感染症対策を専門とする神戸大の岩田健太郎教授が18日夜、動画投稿サイト「YouTube」で、「ダイヤモンド・プリンセス」の新型コロナウイルスの2次感染対策が不十分などと批判した。政府や厚生労働省は19日、「対応は適切」などと反論したが、日本語と英語の2種類の動画再生数は100万回を超え、波紋を呼んでいる。

 岩田氏は動画を公開した理由について、スポーツ報知の取材に「そうせざる得なかったし、できれば、そういうことはしたくなかった」と苦渋の決断だったことを明らかにした。船内に入る前も厚労省と感染対策について協議してきたが、明確な回答はなかったという。「私1人でどうこうできる問題ではないが、(早い時期に)中に入っていれば、対応はもっと適切なものにできたかも」と話した。

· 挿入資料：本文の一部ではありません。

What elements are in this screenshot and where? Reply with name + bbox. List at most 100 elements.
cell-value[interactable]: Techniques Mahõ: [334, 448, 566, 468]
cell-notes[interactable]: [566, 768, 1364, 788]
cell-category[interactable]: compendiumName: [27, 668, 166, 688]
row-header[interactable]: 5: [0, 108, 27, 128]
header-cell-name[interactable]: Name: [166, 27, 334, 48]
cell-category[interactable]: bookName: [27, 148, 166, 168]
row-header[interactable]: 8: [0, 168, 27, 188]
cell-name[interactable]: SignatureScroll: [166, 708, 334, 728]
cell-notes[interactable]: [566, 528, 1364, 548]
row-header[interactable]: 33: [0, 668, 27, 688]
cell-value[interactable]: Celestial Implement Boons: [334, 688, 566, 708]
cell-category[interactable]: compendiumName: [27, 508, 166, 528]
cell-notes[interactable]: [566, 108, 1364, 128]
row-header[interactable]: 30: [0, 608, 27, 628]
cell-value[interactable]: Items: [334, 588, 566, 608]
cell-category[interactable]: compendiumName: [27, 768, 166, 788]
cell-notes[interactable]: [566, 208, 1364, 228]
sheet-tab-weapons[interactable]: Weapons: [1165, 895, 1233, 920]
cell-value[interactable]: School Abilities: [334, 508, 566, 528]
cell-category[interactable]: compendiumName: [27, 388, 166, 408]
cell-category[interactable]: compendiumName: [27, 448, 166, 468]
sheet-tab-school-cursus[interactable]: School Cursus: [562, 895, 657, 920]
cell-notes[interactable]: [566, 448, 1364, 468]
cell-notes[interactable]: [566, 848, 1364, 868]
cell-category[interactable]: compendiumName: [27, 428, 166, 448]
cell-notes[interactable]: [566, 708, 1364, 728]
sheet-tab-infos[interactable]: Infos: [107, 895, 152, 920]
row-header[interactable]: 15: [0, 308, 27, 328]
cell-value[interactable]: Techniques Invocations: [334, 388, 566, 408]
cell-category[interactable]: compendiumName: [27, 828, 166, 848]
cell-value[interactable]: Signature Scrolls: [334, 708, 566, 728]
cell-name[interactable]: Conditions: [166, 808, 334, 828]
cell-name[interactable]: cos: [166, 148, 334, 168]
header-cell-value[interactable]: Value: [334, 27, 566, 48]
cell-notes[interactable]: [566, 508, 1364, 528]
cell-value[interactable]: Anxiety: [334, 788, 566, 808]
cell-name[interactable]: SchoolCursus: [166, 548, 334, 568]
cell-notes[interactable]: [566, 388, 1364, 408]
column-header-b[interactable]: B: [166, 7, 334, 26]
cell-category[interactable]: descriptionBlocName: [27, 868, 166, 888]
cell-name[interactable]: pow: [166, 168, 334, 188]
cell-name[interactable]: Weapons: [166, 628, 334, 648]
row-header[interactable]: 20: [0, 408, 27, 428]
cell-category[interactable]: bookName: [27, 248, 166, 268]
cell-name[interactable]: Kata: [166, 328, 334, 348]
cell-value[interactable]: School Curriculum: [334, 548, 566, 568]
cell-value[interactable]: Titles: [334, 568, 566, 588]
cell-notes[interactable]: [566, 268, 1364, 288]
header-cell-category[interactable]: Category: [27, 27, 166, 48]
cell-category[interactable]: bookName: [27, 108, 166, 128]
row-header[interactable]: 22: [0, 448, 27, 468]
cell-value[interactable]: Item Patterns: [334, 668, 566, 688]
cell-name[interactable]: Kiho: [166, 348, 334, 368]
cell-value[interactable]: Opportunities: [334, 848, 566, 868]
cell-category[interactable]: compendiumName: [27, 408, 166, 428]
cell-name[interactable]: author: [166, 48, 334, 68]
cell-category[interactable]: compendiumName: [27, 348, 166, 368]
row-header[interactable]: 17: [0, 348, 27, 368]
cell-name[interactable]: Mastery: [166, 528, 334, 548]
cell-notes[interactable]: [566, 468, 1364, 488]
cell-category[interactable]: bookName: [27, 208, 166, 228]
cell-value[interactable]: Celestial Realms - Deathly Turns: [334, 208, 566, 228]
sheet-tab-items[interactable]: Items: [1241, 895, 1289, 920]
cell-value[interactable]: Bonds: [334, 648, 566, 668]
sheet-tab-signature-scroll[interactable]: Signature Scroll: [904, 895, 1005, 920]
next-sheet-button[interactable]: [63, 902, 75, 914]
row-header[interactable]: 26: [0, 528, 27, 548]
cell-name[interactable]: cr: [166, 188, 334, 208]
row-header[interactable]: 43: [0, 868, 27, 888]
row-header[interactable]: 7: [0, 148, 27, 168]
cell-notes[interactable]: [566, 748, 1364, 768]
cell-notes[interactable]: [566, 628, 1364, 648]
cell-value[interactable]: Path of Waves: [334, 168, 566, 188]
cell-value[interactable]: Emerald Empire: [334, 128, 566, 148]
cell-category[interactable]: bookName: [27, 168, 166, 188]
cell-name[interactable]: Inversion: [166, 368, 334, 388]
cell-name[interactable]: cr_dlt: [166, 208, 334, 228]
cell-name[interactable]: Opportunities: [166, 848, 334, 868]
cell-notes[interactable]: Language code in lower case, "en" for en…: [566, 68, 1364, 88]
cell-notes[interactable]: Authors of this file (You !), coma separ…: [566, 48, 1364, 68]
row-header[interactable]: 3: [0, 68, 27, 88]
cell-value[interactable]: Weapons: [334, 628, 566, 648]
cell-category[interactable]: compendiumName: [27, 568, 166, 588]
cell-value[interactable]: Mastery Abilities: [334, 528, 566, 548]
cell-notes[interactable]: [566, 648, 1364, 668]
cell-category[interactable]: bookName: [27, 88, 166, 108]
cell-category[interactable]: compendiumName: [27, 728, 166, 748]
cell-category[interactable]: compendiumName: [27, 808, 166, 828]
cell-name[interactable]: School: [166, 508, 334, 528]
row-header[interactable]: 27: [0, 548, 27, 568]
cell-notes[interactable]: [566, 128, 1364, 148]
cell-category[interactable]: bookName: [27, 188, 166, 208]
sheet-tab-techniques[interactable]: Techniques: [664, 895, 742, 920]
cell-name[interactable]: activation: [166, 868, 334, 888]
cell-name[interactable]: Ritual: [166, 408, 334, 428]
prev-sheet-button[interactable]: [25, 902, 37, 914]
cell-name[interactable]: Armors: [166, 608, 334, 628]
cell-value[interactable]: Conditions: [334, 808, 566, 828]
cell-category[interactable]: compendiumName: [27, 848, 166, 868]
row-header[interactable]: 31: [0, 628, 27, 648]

 岩田氏によると、18日午後に約2時間、災害派遣チームに同行し、船内に入った。安全な区域と危険な区分けができていないとし、厚労省職員や検疫官が感染したことを受け、「むべなるかな(もっともなことだ)」と指摘。過去にエボラ出血熱や、SARS(重症急性呼吸器症候群)の医療現場での経験を踏まえ、「SARSは死亡率10%で怖かったが、ダイヤモンド・プリンセスの中の『カオス』な状態よりははるかに楽」とした。

 一方、日本環境感染学会のチームを率いて乗船し、支援活動に当たった桜井滋岩手医大教授(感染制御)は「騒ぎになっているが、事実に基づかない部分がある。患者のエリアは分けられていた」と反論した。